Diabetes: There is issue that a diet that is high in iron might increase the risk of heart disease in women with type 2 diabetes, although this has actually not been shown. If you have diabetes, discuss your iron consumption with your doctor.

Stomach or digestive tract ulcers: Iron might cause inflammation and make these conditions even worse. Use iron with care.

Digestive tract swelling, such as ulcerative colitis or Crohn’s disease: Iron might cause irritation and make these conditions worse. Use iron with care.

Hemoglobin disease, such as thalassemia: Taking iron may cause iron overload in individuals with these conditions. If you have a hemoglobin disease, do not take iron unless directed to do so by your healthcare provider.

Premature infants: Giving iron to premature infants with low blood levels of vitamin E can cause serious problems. The vitamin E deficiency need to be remedied before giving iron. Talk with your healthcare provider before providing iron to a premature baby.

What Others Say about Side Effects from Taking Iron Supplements?

Q: Has anyone had side effects from taking iron supplements? I was told to take Palafer. This is my 3rd day taking it and I simply had actually stomach cramping followed by upset stomach then diarrhea. I type of have this tight sensation in my throat and chest also (not sure if it’s associated). Has this happened to any of you?
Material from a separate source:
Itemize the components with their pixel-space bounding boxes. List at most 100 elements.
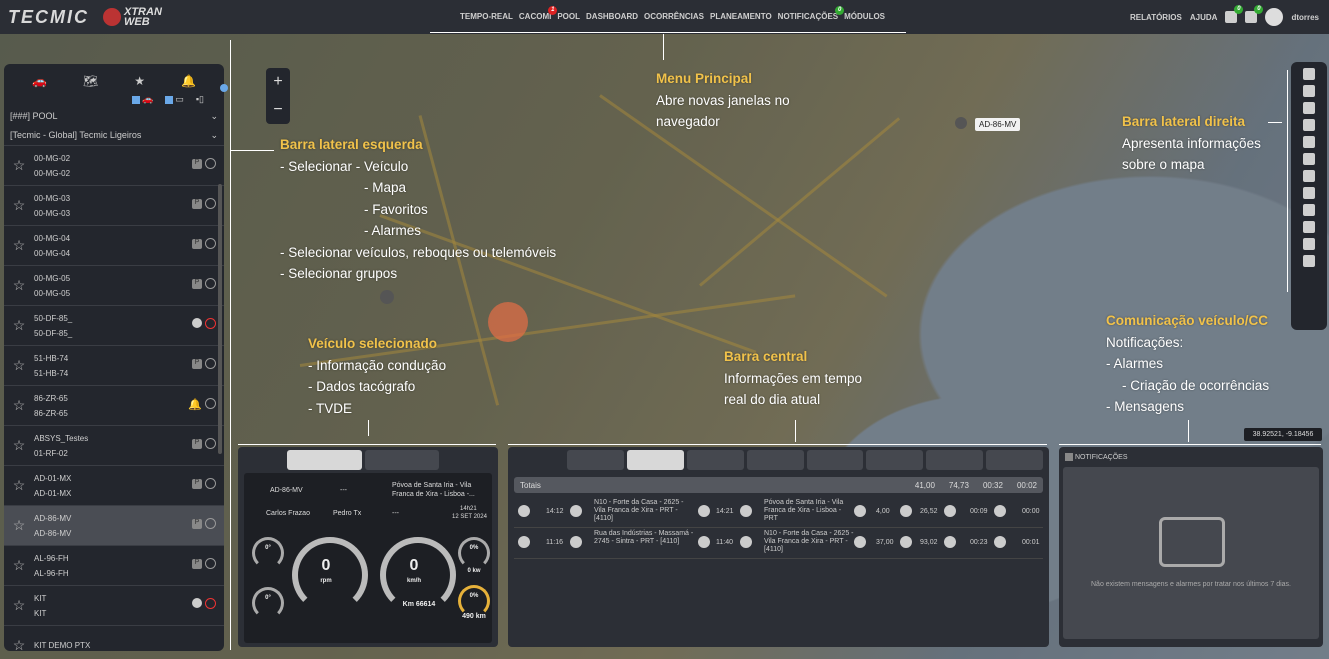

A1: I began an iron supplement on Friday. By Saturday night, I was very sick, tossing up, and diarrhea. My doctor is certain that it was simply a stomach virus however that’s certainly a weird coincidence if it was. I have not taken it given that and I do not want to now. They cautioned me that it can cause your stomach to be upset though. Hope you feel much better!

A2: I just began taking iron supplements in addition to my prenatal. Last week my doctor notified me that I’m a little anemic. I’m taking 27mg of iron in a chewable tablet daily. I have a weird sort of metallic taste in my mouth constantly now. My doctor alerted me that it might constipate me however I have not experienced that yet. No cramping or diarrhea either.